God-Sized Dreams

 

“Dream bigger!” said the Native American Association when Pastor Joe Boeringa first considered updating Vineland Native American Chapel, in Onamia, Minnesota. The North Central District and other Alliance leadership agreed and suggested they bulldoze the whole structure and start fresh. Now their ministry to the Native American people of Central Minnesota has a bigger vision and new life.

The Ojibwe tribe of Native Americans settled around Mille Lacs Lake more than 100 years before Minnesota became a state. In the early 1900s, a ministry was started primarily to the Native children, and a building was built on reservation property. In the early 70s, an Alliance pastor began holding Sunday services. Soon afterward, the C&MA National Office purchased property surrounded by reservation land and moved the building there. That original 1923 slab building still stands as Vineland Chapel, but the landscape around it has changed significantly.

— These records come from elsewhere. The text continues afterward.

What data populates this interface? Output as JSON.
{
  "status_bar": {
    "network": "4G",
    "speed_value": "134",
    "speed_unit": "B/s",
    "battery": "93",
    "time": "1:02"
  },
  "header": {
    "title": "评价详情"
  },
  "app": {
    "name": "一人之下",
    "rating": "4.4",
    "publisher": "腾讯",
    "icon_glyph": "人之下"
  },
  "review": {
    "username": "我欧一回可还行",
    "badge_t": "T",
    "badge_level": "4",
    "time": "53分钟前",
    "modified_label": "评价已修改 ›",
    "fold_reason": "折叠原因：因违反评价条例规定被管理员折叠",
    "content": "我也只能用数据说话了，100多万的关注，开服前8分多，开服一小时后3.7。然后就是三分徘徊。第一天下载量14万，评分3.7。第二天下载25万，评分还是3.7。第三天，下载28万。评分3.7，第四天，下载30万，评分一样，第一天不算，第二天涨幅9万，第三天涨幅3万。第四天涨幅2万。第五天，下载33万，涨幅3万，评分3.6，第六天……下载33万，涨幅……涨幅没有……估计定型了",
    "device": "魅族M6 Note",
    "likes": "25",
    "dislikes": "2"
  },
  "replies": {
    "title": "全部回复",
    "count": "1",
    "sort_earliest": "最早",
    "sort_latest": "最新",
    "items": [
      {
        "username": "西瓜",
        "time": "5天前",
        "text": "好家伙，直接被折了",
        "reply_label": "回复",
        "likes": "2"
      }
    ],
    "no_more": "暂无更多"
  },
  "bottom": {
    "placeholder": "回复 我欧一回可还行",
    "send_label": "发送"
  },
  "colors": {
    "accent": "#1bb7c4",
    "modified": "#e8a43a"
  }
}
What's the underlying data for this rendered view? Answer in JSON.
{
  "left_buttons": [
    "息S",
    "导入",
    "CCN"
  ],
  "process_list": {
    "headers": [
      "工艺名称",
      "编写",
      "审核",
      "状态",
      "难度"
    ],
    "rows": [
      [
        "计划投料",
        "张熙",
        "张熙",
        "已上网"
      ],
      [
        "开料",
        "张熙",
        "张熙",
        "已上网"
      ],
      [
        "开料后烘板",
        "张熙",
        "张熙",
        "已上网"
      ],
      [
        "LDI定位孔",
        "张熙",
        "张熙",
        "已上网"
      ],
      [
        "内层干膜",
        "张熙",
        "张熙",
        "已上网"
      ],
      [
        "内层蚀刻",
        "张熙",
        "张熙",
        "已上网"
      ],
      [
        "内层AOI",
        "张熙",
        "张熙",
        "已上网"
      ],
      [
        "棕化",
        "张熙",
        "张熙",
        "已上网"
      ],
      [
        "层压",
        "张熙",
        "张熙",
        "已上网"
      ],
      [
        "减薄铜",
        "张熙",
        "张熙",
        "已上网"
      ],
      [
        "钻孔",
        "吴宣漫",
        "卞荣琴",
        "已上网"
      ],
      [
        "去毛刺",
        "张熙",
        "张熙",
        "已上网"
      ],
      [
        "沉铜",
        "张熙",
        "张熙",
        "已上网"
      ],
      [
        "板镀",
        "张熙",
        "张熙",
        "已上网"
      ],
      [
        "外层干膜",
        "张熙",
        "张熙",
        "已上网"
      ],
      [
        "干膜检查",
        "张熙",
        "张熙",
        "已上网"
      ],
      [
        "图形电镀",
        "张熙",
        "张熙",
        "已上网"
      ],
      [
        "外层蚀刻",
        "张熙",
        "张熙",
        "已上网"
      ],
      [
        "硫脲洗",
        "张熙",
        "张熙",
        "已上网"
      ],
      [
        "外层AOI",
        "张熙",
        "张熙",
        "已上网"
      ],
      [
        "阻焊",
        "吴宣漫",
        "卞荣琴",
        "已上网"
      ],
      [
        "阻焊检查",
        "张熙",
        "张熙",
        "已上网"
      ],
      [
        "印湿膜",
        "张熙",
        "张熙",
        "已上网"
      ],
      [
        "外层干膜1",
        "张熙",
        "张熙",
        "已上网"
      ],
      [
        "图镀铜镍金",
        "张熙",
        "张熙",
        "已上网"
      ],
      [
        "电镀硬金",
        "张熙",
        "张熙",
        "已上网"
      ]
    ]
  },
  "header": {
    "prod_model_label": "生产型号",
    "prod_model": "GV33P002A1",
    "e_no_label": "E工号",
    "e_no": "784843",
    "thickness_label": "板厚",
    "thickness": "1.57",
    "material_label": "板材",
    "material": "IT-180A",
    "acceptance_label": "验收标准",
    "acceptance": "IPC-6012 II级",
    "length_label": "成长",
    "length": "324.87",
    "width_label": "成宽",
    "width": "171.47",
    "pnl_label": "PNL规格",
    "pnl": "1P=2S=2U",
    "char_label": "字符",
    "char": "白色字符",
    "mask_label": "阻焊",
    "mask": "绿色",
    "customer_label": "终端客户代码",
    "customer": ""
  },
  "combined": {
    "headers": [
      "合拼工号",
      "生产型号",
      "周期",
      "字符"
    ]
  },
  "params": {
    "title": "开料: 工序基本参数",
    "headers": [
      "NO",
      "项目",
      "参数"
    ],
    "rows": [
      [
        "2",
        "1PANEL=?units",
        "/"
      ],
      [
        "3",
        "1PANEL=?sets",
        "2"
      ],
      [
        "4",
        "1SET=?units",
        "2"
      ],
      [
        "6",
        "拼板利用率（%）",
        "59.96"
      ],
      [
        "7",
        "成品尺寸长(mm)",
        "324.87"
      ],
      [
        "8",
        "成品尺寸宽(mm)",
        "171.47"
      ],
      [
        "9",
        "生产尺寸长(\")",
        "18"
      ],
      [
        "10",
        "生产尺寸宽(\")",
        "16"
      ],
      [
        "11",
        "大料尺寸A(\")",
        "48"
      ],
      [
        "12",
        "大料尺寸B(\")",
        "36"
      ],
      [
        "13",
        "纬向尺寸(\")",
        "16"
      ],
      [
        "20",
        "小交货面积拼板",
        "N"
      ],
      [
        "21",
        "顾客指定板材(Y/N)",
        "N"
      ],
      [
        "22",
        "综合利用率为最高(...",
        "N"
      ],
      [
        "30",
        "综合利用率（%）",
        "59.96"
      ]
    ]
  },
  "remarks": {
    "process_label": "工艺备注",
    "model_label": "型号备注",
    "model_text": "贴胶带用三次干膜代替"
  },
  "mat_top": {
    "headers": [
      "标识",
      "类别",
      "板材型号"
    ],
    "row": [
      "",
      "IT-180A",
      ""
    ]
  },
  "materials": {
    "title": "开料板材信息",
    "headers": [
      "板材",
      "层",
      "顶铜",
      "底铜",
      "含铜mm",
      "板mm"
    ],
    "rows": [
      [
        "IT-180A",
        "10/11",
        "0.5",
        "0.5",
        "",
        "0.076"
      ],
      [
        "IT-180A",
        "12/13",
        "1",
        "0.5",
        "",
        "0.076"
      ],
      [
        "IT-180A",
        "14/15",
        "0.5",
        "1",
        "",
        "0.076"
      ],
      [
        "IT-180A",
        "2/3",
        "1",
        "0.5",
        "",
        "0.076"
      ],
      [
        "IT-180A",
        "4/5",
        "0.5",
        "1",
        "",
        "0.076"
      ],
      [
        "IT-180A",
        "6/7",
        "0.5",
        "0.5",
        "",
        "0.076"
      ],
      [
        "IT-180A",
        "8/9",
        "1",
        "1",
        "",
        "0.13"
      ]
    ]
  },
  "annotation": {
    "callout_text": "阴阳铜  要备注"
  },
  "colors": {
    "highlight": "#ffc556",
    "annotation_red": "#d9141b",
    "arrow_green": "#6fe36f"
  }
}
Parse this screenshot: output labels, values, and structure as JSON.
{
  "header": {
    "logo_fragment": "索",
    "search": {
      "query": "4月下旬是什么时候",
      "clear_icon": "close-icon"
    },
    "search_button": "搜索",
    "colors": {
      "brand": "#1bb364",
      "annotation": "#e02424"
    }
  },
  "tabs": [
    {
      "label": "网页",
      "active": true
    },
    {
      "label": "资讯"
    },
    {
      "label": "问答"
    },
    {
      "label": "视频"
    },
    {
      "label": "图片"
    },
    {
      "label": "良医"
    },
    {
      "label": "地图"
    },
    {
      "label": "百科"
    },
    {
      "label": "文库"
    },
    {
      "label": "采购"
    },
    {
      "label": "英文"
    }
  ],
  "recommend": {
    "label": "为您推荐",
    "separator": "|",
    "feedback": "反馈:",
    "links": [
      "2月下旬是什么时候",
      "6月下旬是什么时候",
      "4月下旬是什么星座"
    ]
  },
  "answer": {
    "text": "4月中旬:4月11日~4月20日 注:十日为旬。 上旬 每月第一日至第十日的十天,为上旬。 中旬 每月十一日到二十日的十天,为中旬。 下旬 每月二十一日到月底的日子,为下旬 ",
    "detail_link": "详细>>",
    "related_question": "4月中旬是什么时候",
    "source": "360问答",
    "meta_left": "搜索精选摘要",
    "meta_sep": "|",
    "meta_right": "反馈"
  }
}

In the early 1990s, the Mille Lacs Band of Ojibwe built the casino which gave rise to many new and modern structures on the reservation — a clinic, a care center for their elderly, a new school. In comparison, the old chapel building is an eyesore with sections added over the years but never completed. It needs a heating system, parking spaces, and handicapped accessibility. It looks like no one really cares about the ministry. And it’s small: “One new family might be a very large group. We wouldn’t be able to seat everyone,” shared a new Native convert.

“The district felt something needed to be done,” explains Pastor Joe, “because they believe our work has a future, that God has a plan for these people. But updating our building with a congregation of 12 was going to be a challenge.” So the district took over the property in 2016, and ADF was approached for a loan.

The Mille Lacs Band now numbers more than 4,000 people, but many in their current leadership do not believe you can be Native American and Christian. They teach their children the traditions, language, and religion of their people. “Our core is mostly non-Native people who believe God wants them to minister to the people on this reservation,” Pastor Joe shares.

“There was a thriving church here years ago, but that generation has passed on. We hope that if we show the love of Jesus to them, perhaps we can build that relationship again. We would like to bring in a Native American evangelist and Native singing groups, but we don’t have the space. We want them to see that we’re here to stay and care enough to put up a brand new building.”

Pastor Joe’s excitement is contagious as he describes the new facility. “It will have office space, an entry area and cloak room, a kitchen, two handicapped bathrooms, a sanctuary with a platform and a fellowship hall for combined seating of up to 120 people, a good-sized kids ministry room, storage space, a partial basement, and in-floor heating!” It’s a big dream — but as Vineland Chapel is faithful with God’s vision, the Native people of the Mille Lacs Band will never be the same.